BPK’s model is more accurate and better detailed than the old ’60s-era Aurora and Monogram kits. 

It’s a big kit, mostly in light gray plastic but with resin, vinyl, sheet brass, and lots of photoetched metal. Decals are for one aircraft: a Canadian North airliner with an attractive blue and white scheme and a polar bear logo on the tail. Vinyl masks are provided for the windscreen, passenger windows, and for separating the blue and white sections on the aft fuselage. 

This particular kit is the combination freight/passenger version of Boeing’s 737, with gravel-protection additions for operating from remote airports in Canada — something a little different.

I’ll state it upfront: This is a kit for an experienced modeler who wants the challenge of a limited-run kitmodel with issues often inherent in that genre (such as the absence of locating pins). Most pieces will require some fiddling for fit and alignment. 

Instructions take a logical sequence to complete the build, but a few steps need extra attention. Cockpit detail is adequate; I sealed the rear bulkhead’s door opening to keep sanding dust off the inside of the windscreen, although not much detail is visible when everything is in place. Passenger windows come in the form of two long, rectangular, clear strips with the windows engraved. You have to remove part of each fuselage half, plainly marked, to install these strips. In hindsight, it would be best to leave a lip to support the clear pieces, making it easier to blend them into the fuselage. Tabs along the longitudinal fuselage seam and between the nose section and fuselage help alignment. To make this joint stronger, I flooded the inside of the seam with 5-minute epoxy.

After installing the main gear-well assembly in the lower fuselage, I added the wings. Two spars extend from the wheel wells, but I had to trim these quite a bit to match dihedral on both wings. The lower surface of the wings didn’t quite mate with the fuselage; lots of filler was needed for a smooth transition. The engines went together relatively quickly, though I couldn’t get the brass sheets rolled into the proper shape for the exhausts (I used exhausts from my spares). There’s space behind the compressor blades to add ballast, supplementing that already in the nose.
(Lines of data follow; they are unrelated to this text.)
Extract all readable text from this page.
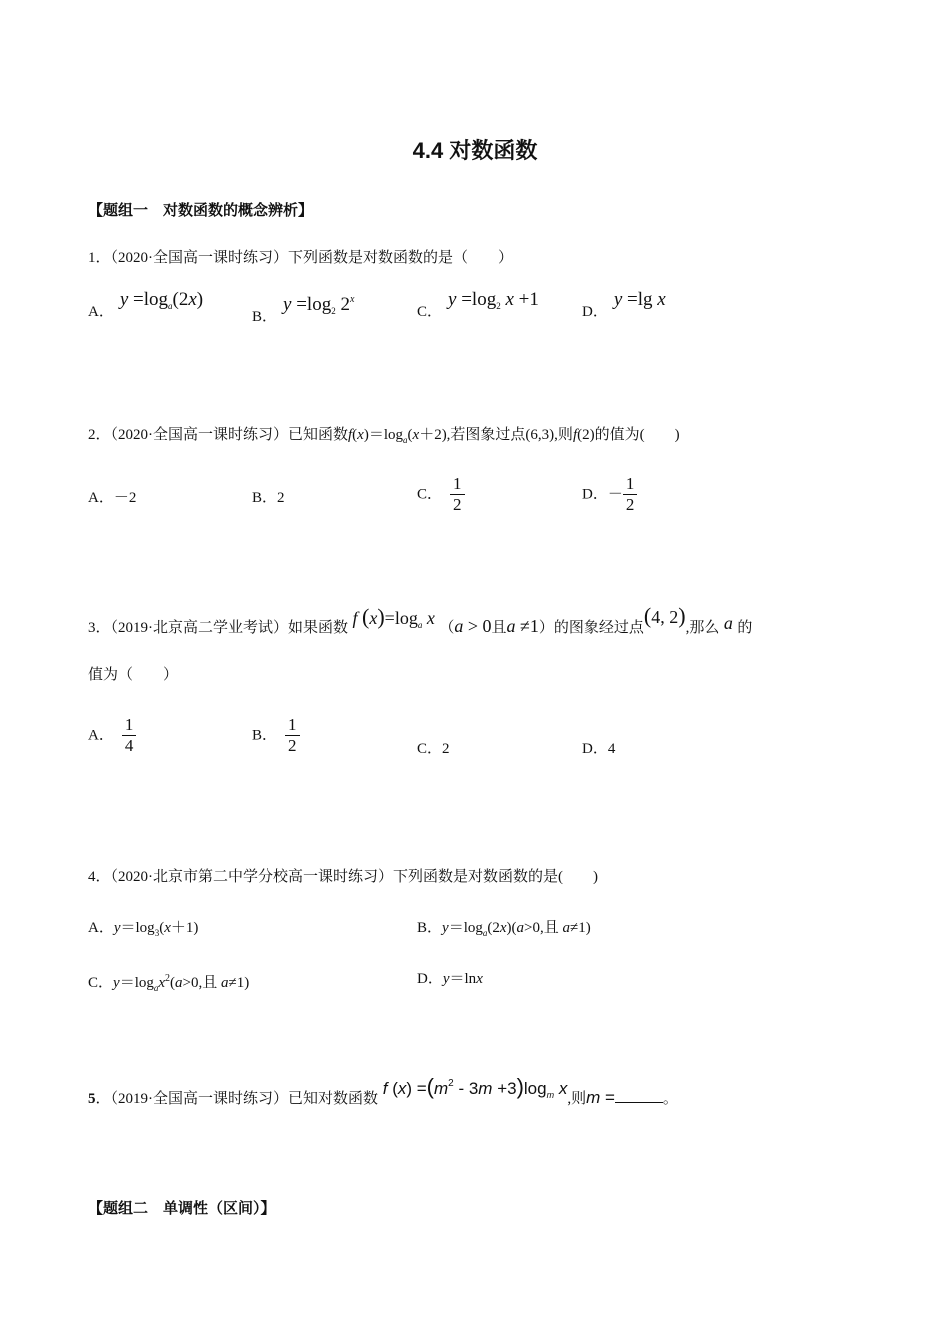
4.4 对数函数
【题组一　对数函数的概念辨析】
1．（2020·全国高一课时练习）下列函数是对数函数的是（　　）
A．$y =\log_a(2x)$
B．$y =\log_2$ 2$^x$
C．$y =\log_2$ x +1
D．y =lg x
2．（2020·全国高一课时练习）已知函数$f(x)=\log_a(x+2)$,若图象过点(6,3),则f(2)的值为(　　)
A．－2	B．2	C． $\frac{1}{2}$	D．－ $\frac{1}{2}$
3．（2019·北京高二学业考试）如果函数 f $(x)=\log_a$ x （a > 0且a ≠1）的图象经过点(4, 2),那么 a 的
值为（　　）
A． $\frac{1}{4}$	B． $\frac{1}{2}$	C．2	D．4
4．（2020·北京市第二中学分校高一课时练习）下列函数是对数函数的是(　　)
A．$y=\log_3(x+1)$	B．$y=\log_a(2x)(a>0$,且 a≠1)
C．$y=\log_ax^2(a>0$,且 a≠1)	D．y＝lnx
5．（2019·全国高一课时练习）已知对数函数 f $(x) =(m^2 - 3m +3)\log_m$ x,则m =	。
【题组二　单调性（区间）】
While nicely detailed, the landing gear did not fit into the attachment spaces provided in the wings nor in the nose well. For the main gear, I opened its locating holes in the wings so I could angle the bases of the gear in and twist them into place. After getting them straight with shims under the retraction arms, I glued them with 5-minute epoxy. I filed two grooves into the fuselage to accept the Y-shaped nose-gear strut; the slots are hidden by the gear doors. Gear assembly instructions are vague, but pictures in Boeing 737 at the Gate, by Robert Tidwell (Squadron Signal, ISBN 0-89747-651-4) were very helpful, particularly with the gravel FOD plate behind the nose gear. 

With all the sanding and filling needed, the surface detail suffers; I spent a lot of time rescribing the main panel lines.

I sprayed the model with Tamiya’s Fine Surface Primer (white) for the base color.

Color callouts are for Gunze Sangyo paints, but I found H25 to be too light and used H15 bright blue instead. The vinyl masks for the fuselage presented problems: They didn’t exactly match the shape of the decals and they left residue which was difficult to remove. (The residue might have stuck because of the primer.) I suggest photocopying the blue decal and transferring that to your favorite masking medium.

The decals were a challenge, too. The smaller ones worked fine, but the large, blue-and-yellow wave did not. It was extremely fragile and fractured as I positioned it around the compound curves of the rear fuselage and matched the demarcation line of the mask. I eventually grafted sections from the kit’s spare decal. It looks acceptable, but I wish it were better. Overspraying the decal sheet with clear decal film might alleviate this problem. 

Given the difficulties mentioned above, I spent about 90 hours on BPK’s B737-200. It has the potential to be a real showstopper, but only with large doses of patience, time, and skill. I would recommend it to only the more-experienced modeler. If you are up to the challenge, look to this and BPK’s other 737s (including the T-43A). 

Note: A version of this review appeared in the May 2014 FineScale Modeler.